After the radio transmission, two of the Iranian boats dropped "white box-like objects" into the water, Cosgriff said.

Those are the two "facts" that infused the story with such a sinister tone -- explicit threats from the Iranian boats to destroy the American ships, followed by their dropping of unidentifiable boxes, which, one was supposed to infer, could easily have been explosive devices.

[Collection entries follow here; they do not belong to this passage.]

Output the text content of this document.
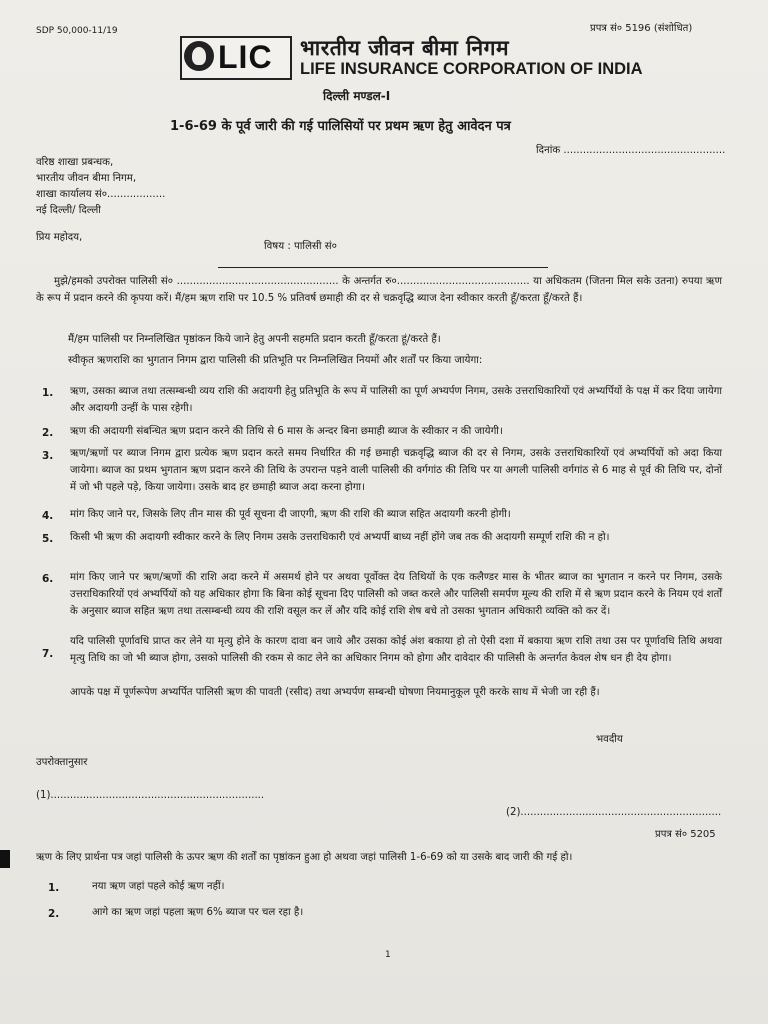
SDP 50,000-11/19	प्रपत्र सं० 5196 (संशोधित)
LIC भारतीय जीवन बीमा निगम
LIFE INSURANCE CORPORATION OF INDIA
दिल्ली मण्डल-I
1-6-69 के पूर्व जारी की गई पालिसियों पर प्रथम ऋण हेतु आवेदन पत्र
दिनांक ..................................................
वरिष्ठ शाखा प्रबन्धक,
भारतीय जीवन बीमा निगम,
शाखा कार्यालय सं०..................
नई दिल्ली/ दिल्ली
प्रिय महोदय,
विषय : पालिसी सं०
मुझे/हमको उपरोक्त पालिसी सं० .................................................. के अन्तर्गत रु०......................................... या अधिकतम (जितना मिल सके उतना) रुपया ऋण के रूप में प्रदान करने की कृपया करें। मैं/हम ऋण राशि पर 10.5 % प्रतिवर्ष छमाही की दर से चक्रवृद्धि ब्याज देना स्वीकार करती हूँ/करता हूँ/करते हैं।
मैं/हम पालिसी पर निम्नलिखित पृष्ठांकन किये जाने हेतु अपनी सहमति प्रदान करती हूँ/करता हूं/करते हैं।
स्वीकृत ऋणराशि का भुगतान निगम द्वारा पालिसी की प्रतिभूति पर निम्नलिखित नियमों और शर्तों पर किया जायेगा:
1. ऋण, उसका ब्याज तथा तत्सम्बन्धी व्यय राशि की अदायगी हेतु प्रतिभूति के रूप में पालिसी का पूर्ण अभ्यर्पण निगम, उसके उत्तराधिकारियों एवं अभ्यर्पियों के पक्ष में कर दिया जायेगा और अदायगी उन्हीं के पास रहेगी।
2. ऋण की अदायगी संबन्धित ऋण प्रदान करने की तिथि से 6 मास के अन्दर बिना छमाही ब्याज के स्वीकार न की जायेगी।
3. ऋण/ऋणों पर ब्याज निगम द्वारा प्रत्येक ऋण प्रदान करते समय निर्धारित की गई छमाही चक्रवृद्धि ब्याज की दर से निगम, उसके उत्तराधिकारियों एवं अभ्यर्पियों को अदा किया जायेगा। ब्याज का प्रथम भुगतान ऋण प्रदान करने की तिथि के उपरान्त पड़ने वाली पालिसी की वर्गगांठ की तिथि पर या अगली पालिसी वर्गगांठ से 6 माह से पूर्व की तिथि पर, दोनों में जो भी पहले पड़े, किया जायेगा। उसके बाद हर छमाही ब्याज अदा करना होगा।
4. मांग किए जाने पर, जिसके लिए तीन मास की पूर्व सूचना दी जाएगी, ऋण की राशि की ब्याज सहित अदायगी करनी होगी।
5. किसी भी ऋण की अदायगी स्वीकार करने के लिए निगम उसके उत्तराधिकारी एवं अभ्यर्पी बाध्य नहीं होंगे जब तक की अदायगी सम्पूर्ण राशि की न हो।
6. मांग किए जाने पर ऋण/ऋणों की राशि अदा करने में असमर्थ होने पर अथवा पूर्वोक्त देय तिथियों के एक कलैण्डर मास के भीतर ब्याज का भुगतान न करने पर निगम, उसके उत्तराधिकारियों एवं अभ्यर्पियों को यह अधिकार होगा कि बिना कोई सूचना दिए पालिसी को जब्त करले और पालिसी समर्पण मूल्य की राशि में से ऋण प्रदान करने के नियम एवं शर्तों के अनुसार ब्याज सहित ऋण तथा तत्सम्बन्धी व्यय की राशि वसूल कर लें और यदि कोई राशि शेष बचे तो उसका भुगतान अधिकारी व्यक्ति को कर दें।
7.
यदि पालिसी पूर्णावधि प्राप्त कर लेने या मृत्यु होने के कारण दावा बन जाये और उसका कोई अंश बकाया हो तो ऐसी दशा में बकाया ऋण राशि तथा उस पर पूर्णावधि तिथि अथवा मृत्यु तिथि का जो भी ब्याज होगा, उसको पालिसी की रकम से काट लेने का अधिकार निगम को होगा और दावेदार की पालिसी के अन्तर्गत केवल शेष धन ही देय होगा।
आपके पक्ष में पूर्णरूपेण अभ्यर्पित पालिसी ऋण की पावती (रसीद) तथा अभ्यर्पण सम्बन्धी घोषणा नियमानुकूल पूरी करके साथ में भेजी जा रही हैं।
भवदीय
उपरोक्तानुसार
(1)..................................................................
(2)..............................................................
प्रपत्र सं० 5205
ऋण के लिए प्रार्थना पत्र जहां पालिसी के ऊपर ऋण की शर्तों का पृष्ठांकन हुआ हो अथवा जहां पालिसी 1-6-69 को या उसके बाद जारी की गई हो।
1.	नया ऋण जहां पहले कोई ऋण नहीं।
2.	आगे का ऋण जहां पहला ऋण 6% ब्याज पर चल रहा है।
1
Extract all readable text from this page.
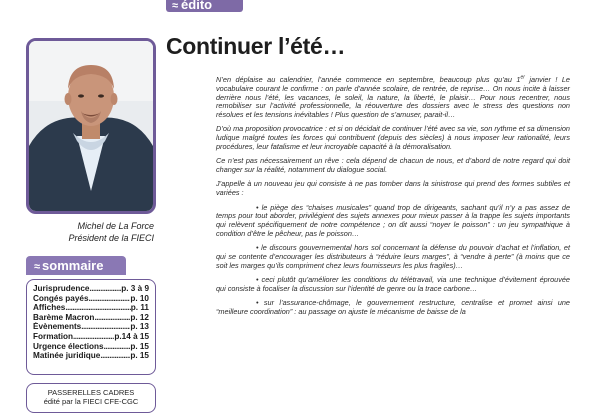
≈ édito
Continuer l’été…
Michel de La Force
Président de la FIECI
≈ sommaire
Jurisprudence .....	p. 3 à 9
Congés payés .....	p. 10
Affiches .....	p. 11
Barème Macron .....	p. 12
Évènements .....	p. 13
Formation .....	p.14 à 15
Urgence élections .....	p. 15
Matinée juridique .....	p. 15
PASSERELLES CADRES
édité par la FIECI CFE-CGC

N’en déplaise au calendrier, l’année commence en septembre, beaucoup plus qu’au 1er janvier ! Le vocabulaire courant le confirme : on parle d’année scolaire, de rentrée, de reprise… On nous incite à laisser derrière nous l’été, les vacances, le soleil, la nature, la liberté, le plaisir… Pour nous recentrer, nous remobiliser sur l’activité professionnelle, la réouverture des dossiers avec le stress des questions non résolues et les tensions inévitables ! Plus question de s’amuser, parait-il…

D’où ma proposition provocatrice : et si on décidait de continuer l’été avec sa vie, son rythme et sa dimension ludique malgré toutes les forces qui contribuent (depuis des siècles) à nous imposer leur rationalité, leurs procédures, leur fatalisme et leur incroyable capacité à la démoralisation.

Ce n’est pas nécessairement un rêve : cela dépend de chacun de nous, et d’abord de notre regard qui doit changer sur la réalité, notamment du dialogue social.

J’appelle à un nouveau jeu qui consiste à ne pas tomber dans la sinistrose qui prend des formes subtiles et variées :

• le piège des “chaises musicales” quand trop de dirigeants, sachant qu’il n’y a pas assez de temps pour tout aborder, privilégient des sujets annexes pour mieux passer à la trappe les sujets importants qui relèvent spécifiquement de notre compétence ; on dit aussi “noyer le poisson” : un jeu sympathique à condition d’être le pêcheur, pas le poisson…

• le discours gouvernemental hors sol concernant la défense du pouvoir d’achat et l’inflation, et qui se contente d’encourager les distributeurs à “réduire leurs marges”, à “vendre à perte” (à moins que ce soit les marges qu’ils compriment chez leurs fournisseurs les plus fragiles)…

• ceci plutôt qu’améliorer les conditions du télétravail, via une technique d’évitement éprouvée qui consiste à focaliser la discussion sur l’identité de genre ou la trace carbone…

• sur l’assurance-chômage, le gouvernement restructure, centralise et promet ainsi une “meilleure coordination” : au passage on ajuste le mécanisme de baisse de la
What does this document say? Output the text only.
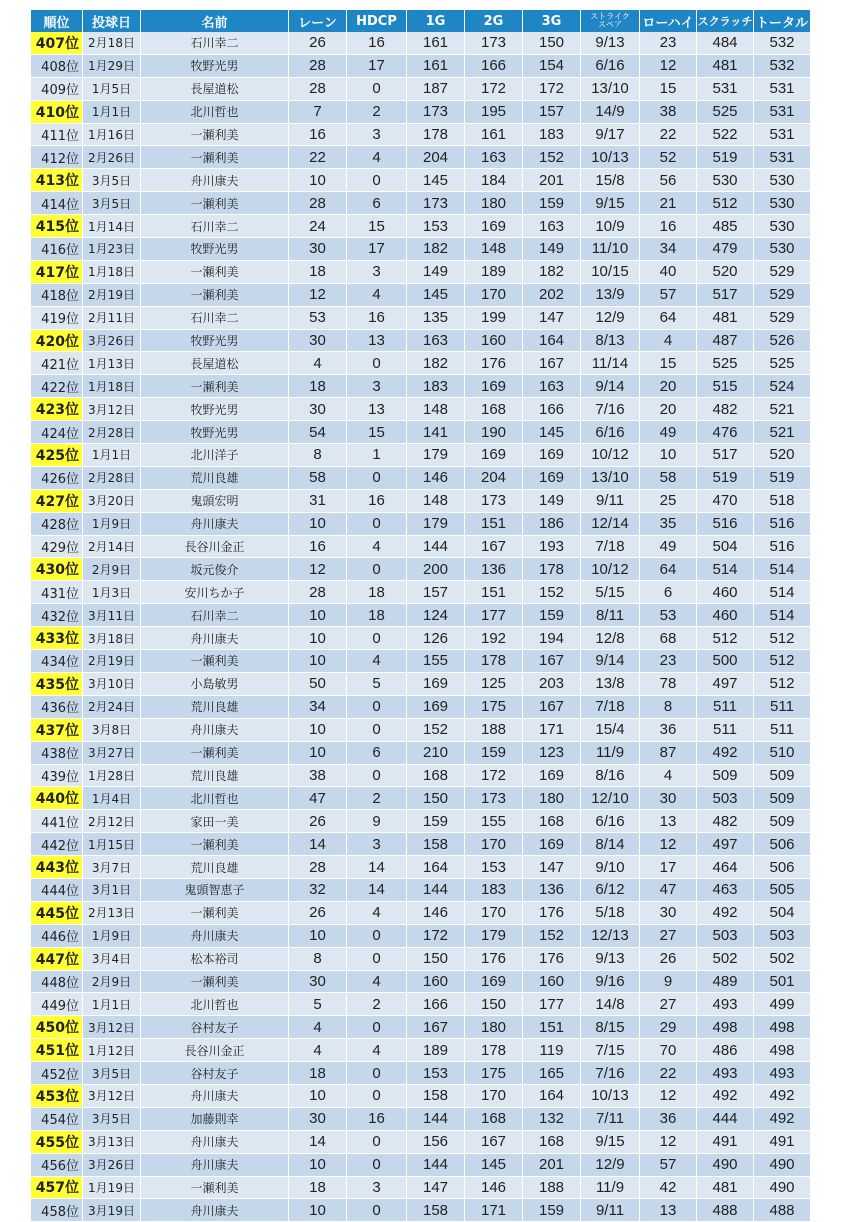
順位	投球日	名前	レーン	HDCP	1G	2G	3G	ストライク
スペア	ローハイ	スクラッチ	トータル
407位	2月18日	石川幸二	26	16	161	173	150	9/13	23	484	532
408位	1月29日	牧野光男	28	17	161	166	154	6/16	12	481	532
409位	1月5日	長屋道松	28	0	187	172	172	13/10	15	531	531
410位	1月1日	北川哲也	7	2	173	195	157	14/9	38	525	531
411位	1月16日	一瀬利美	16	3	178	161	183	9/17	22	522	531
412位	2月26日	一瀬利美	22	4	204	163	152	10/13	52	519	531
413位	3月5日	舟川康夫	10	0	145	184	201	15/8	56	530	530
414位	3月5日	一瀬利美	28	6	173	180	159	9/15	21	512	530
415位	1月14日	石川幸二	24	15	153	169	163	10/9	16	485	530
416位	1月23日	牧野光男	30	17	182	148	149	11/10	34	479	530
417位	1月18日	一瀬利美	18	3	149	189	182	10/15	40	520	529
418位	2月19日	一瀬利美	12	4	145	170	202	13/9	57	517	529
419位	2月11日	石川幸二	53	16	135	199	147	12/9	64	481	529
420位	3月26日	牧野光男	30	13	163	160	164	8/13	4	487	526
421位	1月13日	長屋道松	4	0	182	176	167	11/14	15	525	525
422位	1月18日	一瀬利美	18	3	183	169	163	9/14	20	515	524
423位	3月12日	牧野光男	30	13	148	168	166	7/16	20	482	521
424位	2月28日	牧野光男	54	15	141	190	145	6/16	49	476	521
425位	1月1日	北川洋子	8	1	179	169	169	10/12	10	517	520
426位	2月28日	荒川良雄	58	0	146	204	169	13/10	58	519	519
427位	3月20日	鬼頭宏明	31	16	148	173	149	9/11	25	470	518
428位	1月9日	舟川康夫	10	0	179	151	186	12/14	35	516	516
429位	2月14日	長谷川金正	16	4	144	167	193	7/18	49	504	516
430位	2月9日	坂元俊介	12	0	200	136	178	10/12	64	514	514
431位	1月3日	安川ちか子	28	18	157	151	152	5/15	6	460	514
432位	3月11日	石川幸二	10	18	124	177	159	8/11	53	460	514
433位	3月18日	舟川康夫	10	0	126	192	194	12/8	68	512	512
434位	2月19日	一瀬利美	10	4	155	178	167	9/14	23	500	512
435位	3月10日	小島敏男	50	5	169	125	203	13/8	78	497	512
436位	2月24日	荒川良雄	34	0	169	175	167	7/18	8	511	511
437位	3月8日	舟川康夫	10	0	152	188	171	15/4	36	511	511
438位	3月27日	一瀬利美	10	6	210	159	123	11/9	87	492	510
439位	1月28日	荒川良雄	38	0	168	172	169	8/16	4	509	509
440位	1月4日	北川哲也	47	2	150	173	180	12/10	30	503	509
441位	2月12日	家田一美	26	9	159	155	168	6/16	13	482	509
442位	1月15日	一瀬利美	14	3	158	170	169	8/14	12	497	506
443位	3月7日	荒川良雄	28	14	164	153	147	9/10	17	464	506
444位	3月1日	鬼頭智恵子	32	14	144	183	136	6/12	47	463	505
445位	2月13日	一瀬利美	26	4	146	170	176	5/18	30	492	504
446位	1月9日	舟川康夫	10	0	172	179	152	12/13	27	503	503
447位	3月4日	松本裕司	8	0	150	176	176	9/13	26	502	502
448位	2月9日	一瀬利美	30	4	160	169	160	9/16	9	489	501
449位	1月1日	北川哲也	5	2	166	150	177	14/8	27	493	499
450位	3月12日	谷村友子	4	0	167	180	151	8/15	29	498	498
451位	1月12日	長谷川金正	4	4	189	178	119	7/15	70	486	498
452位	3月5日	谷村友子	18	0	153	175	165	7/16	22	493	493
453位	3月12日	舟川康夫	10	0	158	170	164	10/13	12	492	492
454位	3月5日	加藤則幸	30	16	144	168	132	7/11	36	444	492
455位	3月13日	舟川康夫	14	0	156	167	168	9/15	12	491	491
456位	3月26日	舟川康夫	10	0	144	145	201	12/9	57	490	490
457位	1月19日	一瀬利美	18	3	147	146	188	11/9	42	481	490
458位	3月19日	舟川康夫	10	0	158	171	159	9/11	13	488	488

But the first "fact" seems almost certainly false, and the second one is highly questionable. Iranian Hooman Majd at The Huffington Post noted that the voices on the tapes issuing the melodramatic threats were unquestionably not Persian. As he put it: "the person speaking doesn't have an Iranian accent and moreover, sounds more like Boris Karloff in a horror movie than a sailor in the elite branch of Iran's military." A regular Iranian commenter at Cernig's blog made the same point. Listen for yourself to the audio and see how credible the threats sound.

Since then, additional facts have emerged strongly negating the claim that that message came from those Iranian boats. The audio of the threats is crystal clear in sound quality, with no ambient noise -- something highly unlikely to be the case if delivered from a small, speeding boat. Moreover, as the New York Times' Mike Nizza reports today, quoting a reader claiming to be a former Naval officer, the channel that was used to convey the transmission is easily accessible to all sorts of private parties and is often the venue for hoaxes, pranks, and false messages.

more...
http://www.salon.com/opinion/greenwald/2008/01/10/iran/

Re: Iran airs own video of US ship incident

Posted: Fri Jan 11, 2008 9:45 am
by Leila2007
How can speeding boats destroy a war ship.


It must be intimidating for Irans to watch those war ships right under their nose!!!!!!!!!!